Most of us can think of 3-5 daily habits pretty quickly that we know aren’t in alignment with what our successful future looks like. Yet, we continue to do them, maybe even giving ourselves a guilt trip for afterward. Grab a piece of paper, or your notes app, and write them down. As you wrote them down, notice if any felt particularly heavy or difficult to really commit to paper. Meaning, now that you’ve written it down, it makes it true and you’ll have to do something about it. Identify that big one if there is one. Put it aside, for now, to give you room to imagine the possibilities for the other habits you’ve written down. Looking at the rest of them, decide which one would be the easiest to give up or reduce the frequency. (If you’ve been wrestling with the idea of letting that difficult habit go for a while, by all means, continue the exercise using that one.)

Step 2

Write down or think about why you enjoy this bad habit. What about it keeps you doing it even though you know it doesn’t serve you? What emotions does it provide you? Does it make you belong to a certain group? Does convenience play a factor? Do you feel it’s a status symbol? This can get interesting if you ask enough questions and are honest with yourself.

Step 3

Write down or think about the ways this habit negatively affects your life. No brainer here. These are the reasons you intellectually know you need to drop this habit. There is something, or a lot of things, that keep this habit from helping you reach your full potential.
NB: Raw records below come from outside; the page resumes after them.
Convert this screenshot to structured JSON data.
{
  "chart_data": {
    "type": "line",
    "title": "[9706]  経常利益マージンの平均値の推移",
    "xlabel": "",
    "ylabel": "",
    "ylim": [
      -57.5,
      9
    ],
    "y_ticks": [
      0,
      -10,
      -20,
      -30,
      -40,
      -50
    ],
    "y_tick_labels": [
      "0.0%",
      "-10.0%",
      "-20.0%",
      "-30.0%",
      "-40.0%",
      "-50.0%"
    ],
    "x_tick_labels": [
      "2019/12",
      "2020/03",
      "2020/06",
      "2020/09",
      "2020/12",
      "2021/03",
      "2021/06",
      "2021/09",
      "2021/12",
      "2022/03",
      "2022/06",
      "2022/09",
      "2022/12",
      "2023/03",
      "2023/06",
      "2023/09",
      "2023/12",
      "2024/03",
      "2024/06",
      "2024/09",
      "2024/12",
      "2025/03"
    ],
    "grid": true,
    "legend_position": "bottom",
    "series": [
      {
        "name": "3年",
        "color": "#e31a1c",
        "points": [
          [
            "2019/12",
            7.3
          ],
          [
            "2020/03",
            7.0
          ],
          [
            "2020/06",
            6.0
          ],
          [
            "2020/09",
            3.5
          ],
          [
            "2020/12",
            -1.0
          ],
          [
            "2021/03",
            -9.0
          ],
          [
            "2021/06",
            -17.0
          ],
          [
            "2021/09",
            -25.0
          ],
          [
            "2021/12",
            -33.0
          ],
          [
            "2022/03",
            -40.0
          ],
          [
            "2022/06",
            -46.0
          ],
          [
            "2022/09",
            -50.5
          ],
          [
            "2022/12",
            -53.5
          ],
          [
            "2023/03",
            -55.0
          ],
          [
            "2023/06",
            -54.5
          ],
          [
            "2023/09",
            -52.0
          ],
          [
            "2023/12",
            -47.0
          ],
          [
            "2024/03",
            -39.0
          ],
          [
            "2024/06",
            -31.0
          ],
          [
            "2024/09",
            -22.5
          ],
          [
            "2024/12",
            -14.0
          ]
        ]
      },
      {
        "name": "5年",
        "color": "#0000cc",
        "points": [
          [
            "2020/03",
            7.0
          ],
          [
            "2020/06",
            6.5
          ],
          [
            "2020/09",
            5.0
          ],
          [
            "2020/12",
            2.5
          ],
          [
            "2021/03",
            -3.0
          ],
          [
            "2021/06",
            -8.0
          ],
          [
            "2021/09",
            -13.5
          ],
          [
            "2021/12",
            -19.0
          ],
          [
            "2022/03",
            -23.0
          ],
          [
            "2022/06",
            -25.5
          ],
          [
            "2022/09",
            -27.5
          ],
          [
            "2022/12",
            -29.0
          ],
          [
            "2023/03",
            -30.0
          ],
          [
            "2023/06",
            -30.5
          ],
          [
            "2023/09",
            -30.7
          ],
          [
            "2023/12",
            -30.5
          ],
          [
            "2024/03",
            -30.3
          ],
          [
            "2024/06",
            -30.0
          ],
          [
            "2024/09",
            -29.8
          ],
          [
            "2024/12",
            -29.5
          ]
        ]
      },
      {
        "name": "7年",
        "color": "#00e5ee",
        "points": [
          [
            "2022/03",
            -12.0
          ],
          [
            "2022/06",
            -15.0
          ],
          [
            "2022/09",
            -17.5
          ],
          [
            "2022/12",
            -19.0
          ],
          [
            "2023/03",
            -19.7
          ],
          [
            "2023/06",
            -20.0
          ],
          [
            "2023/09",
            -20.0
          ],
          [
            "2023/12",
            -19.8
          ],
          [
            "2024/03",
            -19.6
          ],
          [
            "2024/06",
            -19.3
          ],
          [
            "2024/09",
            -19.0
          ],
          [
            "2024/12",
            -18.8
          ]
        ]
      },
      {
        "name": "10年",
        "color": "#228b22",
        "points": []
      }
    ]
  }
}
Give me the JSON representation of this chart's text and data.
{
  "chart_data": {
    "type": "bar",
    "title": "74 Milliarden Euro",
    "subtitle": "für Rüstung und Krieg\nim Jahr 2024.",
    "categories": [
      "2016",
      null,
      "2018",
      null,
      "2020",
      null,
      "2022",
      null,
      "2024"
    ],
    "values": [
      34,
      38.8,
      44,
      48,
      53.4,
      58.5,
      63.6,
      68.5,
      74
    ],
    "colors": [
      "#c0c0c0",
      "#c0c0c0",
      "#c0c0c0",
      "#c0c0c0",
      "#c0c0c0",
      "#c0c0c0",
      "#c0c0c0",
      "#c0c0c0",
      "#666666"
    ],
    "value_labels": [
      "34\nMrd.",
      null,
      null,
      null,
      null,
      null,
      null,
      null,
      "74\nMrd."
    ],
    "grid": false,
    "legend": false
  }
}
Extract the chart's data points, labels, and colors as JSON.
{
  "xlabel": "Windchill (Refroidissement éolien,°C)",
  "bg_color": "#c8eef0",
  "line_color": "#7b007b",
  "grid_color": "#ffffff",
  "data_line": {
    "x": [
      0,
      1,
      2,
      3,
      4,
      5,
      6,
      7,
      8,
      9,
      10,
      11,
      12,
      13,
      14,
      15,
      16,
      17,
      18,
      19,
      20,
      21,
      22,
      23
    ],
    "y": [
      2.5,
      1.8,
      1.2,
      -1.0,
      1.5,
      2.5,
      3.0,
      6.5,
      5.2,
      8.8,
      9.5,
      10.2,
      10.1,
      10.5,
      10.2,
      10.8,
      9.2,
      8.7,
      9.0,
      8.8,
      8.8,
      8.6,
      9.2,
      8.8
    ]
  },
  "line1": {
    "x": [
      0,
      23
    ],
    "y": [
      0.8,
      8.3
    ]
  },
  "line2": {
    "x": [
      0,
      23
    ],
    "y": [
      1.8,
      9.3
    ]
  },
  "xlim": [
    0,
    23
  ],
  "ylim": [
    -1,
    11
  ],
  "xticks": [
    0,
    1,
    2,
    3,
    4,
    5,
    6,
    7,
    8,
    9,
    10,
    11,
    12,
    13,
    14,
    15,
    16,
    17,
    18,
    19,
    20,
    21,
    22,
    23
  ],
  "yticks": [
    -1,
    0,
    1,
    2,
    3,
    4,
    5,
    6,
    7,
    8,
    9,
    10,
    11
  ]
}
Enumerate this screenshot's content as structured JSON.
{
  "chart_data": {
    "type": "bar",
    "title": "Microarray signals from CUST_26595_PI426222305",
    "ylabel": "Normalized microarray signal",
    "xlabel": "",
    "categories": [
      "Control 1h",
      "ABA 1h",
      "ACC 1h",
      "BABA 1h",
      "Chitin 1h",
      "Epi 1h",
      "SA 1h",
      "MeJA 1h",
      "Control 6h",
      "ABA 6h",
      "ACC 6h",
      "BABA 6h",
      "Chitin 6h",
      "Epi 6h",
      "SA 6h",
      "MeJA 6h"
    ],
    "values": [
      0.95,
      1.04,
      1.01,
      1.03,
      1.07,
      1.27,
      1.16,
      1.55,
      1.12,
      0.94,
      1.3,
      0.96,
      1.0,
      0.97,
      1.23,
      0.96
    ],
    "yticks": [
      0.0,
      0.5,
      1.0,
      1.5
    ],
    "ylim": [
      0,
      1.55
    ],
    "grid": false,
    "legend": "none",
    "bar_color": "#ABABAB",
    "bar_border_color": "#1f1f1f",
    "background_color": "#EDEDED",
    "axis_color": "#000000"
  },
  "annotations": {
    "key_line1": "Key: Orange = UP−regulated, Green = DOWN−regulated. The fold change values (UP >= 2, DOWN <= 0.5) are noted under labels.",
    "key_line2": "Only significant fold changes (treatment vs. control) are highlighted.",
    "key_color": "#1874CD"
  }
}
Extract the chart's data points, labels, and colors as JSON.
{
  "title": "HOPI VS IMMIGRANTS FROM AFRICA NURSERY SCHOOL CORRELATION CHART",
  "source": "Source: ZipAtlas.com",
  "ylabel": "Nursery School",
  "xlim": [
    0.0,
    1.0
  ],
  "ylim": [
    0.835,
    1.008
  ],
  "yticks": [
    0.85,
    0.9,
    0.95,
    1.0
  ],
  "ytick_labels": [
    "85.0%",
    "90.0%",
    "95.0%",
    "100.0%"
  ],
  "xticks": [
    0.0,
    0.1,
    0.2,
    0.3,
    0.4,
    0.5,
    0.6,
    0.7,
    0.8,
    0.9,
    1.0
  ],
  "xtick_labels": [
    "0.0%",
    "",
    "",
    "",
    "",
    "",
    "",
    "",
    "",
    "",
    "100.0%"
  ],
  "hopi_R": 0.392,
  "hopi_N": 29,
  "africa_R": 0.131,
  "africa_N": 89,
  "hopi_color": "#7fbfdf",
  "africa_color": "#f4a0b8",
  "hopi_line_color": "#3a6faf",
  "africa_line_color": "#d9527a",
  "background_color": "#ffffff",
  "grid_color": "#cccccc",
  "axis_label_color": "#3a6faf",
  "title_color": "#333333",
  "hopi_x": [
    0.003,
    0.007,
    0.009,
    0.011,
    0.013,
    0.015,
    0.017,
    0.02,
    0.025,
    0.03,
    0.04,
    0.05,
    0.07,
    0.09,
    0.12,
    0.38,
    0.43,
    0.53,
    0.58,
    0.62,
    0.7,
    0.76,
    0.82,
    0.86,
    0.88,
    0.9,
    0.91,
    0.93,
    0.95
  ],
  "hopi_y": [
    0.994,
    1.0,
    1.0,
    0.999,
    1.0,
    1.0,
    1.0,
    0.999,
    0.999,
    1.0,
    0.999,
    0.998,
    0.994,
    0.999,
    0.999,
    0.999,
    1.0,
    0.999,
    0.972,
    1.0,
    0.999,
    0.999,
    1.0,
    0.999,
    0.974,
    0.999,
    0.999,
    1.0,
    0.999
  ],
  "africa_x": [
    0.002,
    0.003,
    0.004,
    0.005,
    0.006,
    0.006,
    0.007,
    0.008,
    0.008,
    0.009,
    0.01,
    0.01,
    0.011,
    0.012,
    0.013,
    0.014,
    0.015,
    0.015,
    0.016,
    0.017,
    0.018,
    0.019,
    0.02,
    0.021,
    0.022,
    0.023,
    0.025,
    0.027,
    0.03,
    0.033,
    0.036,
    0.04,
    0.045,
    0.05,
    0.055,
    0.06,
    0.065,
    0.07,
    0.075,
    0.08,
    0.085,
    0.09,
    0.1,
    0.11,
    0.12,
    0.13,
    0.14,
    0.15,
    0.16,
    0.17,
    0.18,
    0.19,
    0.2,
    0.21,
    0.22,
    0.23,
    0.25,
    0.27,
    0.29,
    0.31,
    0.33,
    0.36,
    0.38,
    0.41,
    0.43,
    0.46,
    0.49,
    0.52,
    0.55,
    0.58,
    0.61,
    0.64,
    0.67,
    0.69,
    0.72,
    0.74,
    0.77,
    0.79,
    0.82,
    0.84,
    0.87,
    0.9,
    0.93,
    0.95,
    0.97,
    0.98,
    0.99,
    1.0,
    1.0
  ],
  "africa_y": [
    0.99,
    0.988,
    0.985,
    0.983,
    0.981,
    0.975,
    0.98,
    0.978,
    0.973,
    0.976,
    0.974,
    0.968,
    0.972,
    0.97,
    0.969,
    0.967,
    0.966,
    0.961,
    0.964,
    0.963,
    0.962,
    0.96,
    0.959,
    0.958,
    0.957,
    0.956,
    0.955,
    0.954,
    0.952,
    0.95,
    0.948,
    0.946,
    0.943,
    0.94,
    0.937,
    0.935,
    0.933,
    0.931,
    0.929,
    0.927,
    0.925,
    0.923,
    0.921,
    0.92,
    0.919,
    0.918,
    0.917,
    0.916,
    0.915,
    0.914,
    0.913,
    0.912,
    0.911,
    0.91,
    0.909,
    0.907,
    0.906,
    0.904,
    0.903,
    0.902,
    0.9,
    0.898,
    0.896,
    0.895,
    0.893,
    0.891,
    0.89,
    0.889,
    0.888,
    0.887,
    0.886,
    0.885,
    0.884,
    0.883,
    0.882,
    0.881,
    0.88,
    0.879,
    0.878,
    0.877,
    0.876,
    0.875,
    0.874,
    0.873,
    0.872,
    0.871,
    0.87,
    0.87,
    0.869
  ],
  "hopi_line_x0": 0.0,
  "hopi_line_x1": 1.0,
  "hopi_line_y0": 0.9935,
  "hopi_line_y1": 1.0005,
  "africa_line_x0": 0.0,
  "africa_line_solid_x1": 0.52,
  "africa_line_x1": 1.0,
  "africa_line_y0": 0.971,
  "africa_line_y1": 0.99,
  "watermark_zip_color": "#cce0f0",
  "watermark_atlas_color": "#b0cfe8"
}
Be clear on how it is impacting your goals, relationships, career, health, etc.

Step 4

Imagine what your life would be like if this habit wasn’t in the way. What changes do you see? How do you feel? What are your relationships like? Your career? Are you in a different living situation? Do you have more money? Spend a few minutes living in that reality of possibilities. Then you have a decision to make. Does the enjoyment you get from keeping the habit outweigh the possible life without it? And it might!! If you decide to keep the habit, work through another one until you find one that makes sense to let go of now. There’s your Not To Do habit. You may decide to work on a few more but try to keep the number under three. Do even less if you know the habit you are letting go of is emotional or really ingrained in your life. You want to set yourself up for success!

Step 5

Keep a record of your progress. Every couple of days, do a brief check-in with yourself. Notice if you feel different physically. Emotionally? Any big feelings come up? Has it been easier or harder than you thought? What triggers make you want to slip back into it? Have you slipped up? Have you replaced the habit with something else?


Habits are tricky things. Some are so easy to let go of and some can take years of slow, progressional change. I’m sure you’ve heard it before but it takes 21-28 days to form a new habit. That’s how long it takes to create a strong neuro-network in the brain. After the first month of altering a habit, you’ll notice it requires less and less mental effort to avoid it. If you keep not doing the habit, you’ll eventually stop thinking about it altogether.

The Not To Do List can be the thing that helps catapult you forward. Our habits make us or break us. The things we are not doing can make all the difference in us achieving our goals.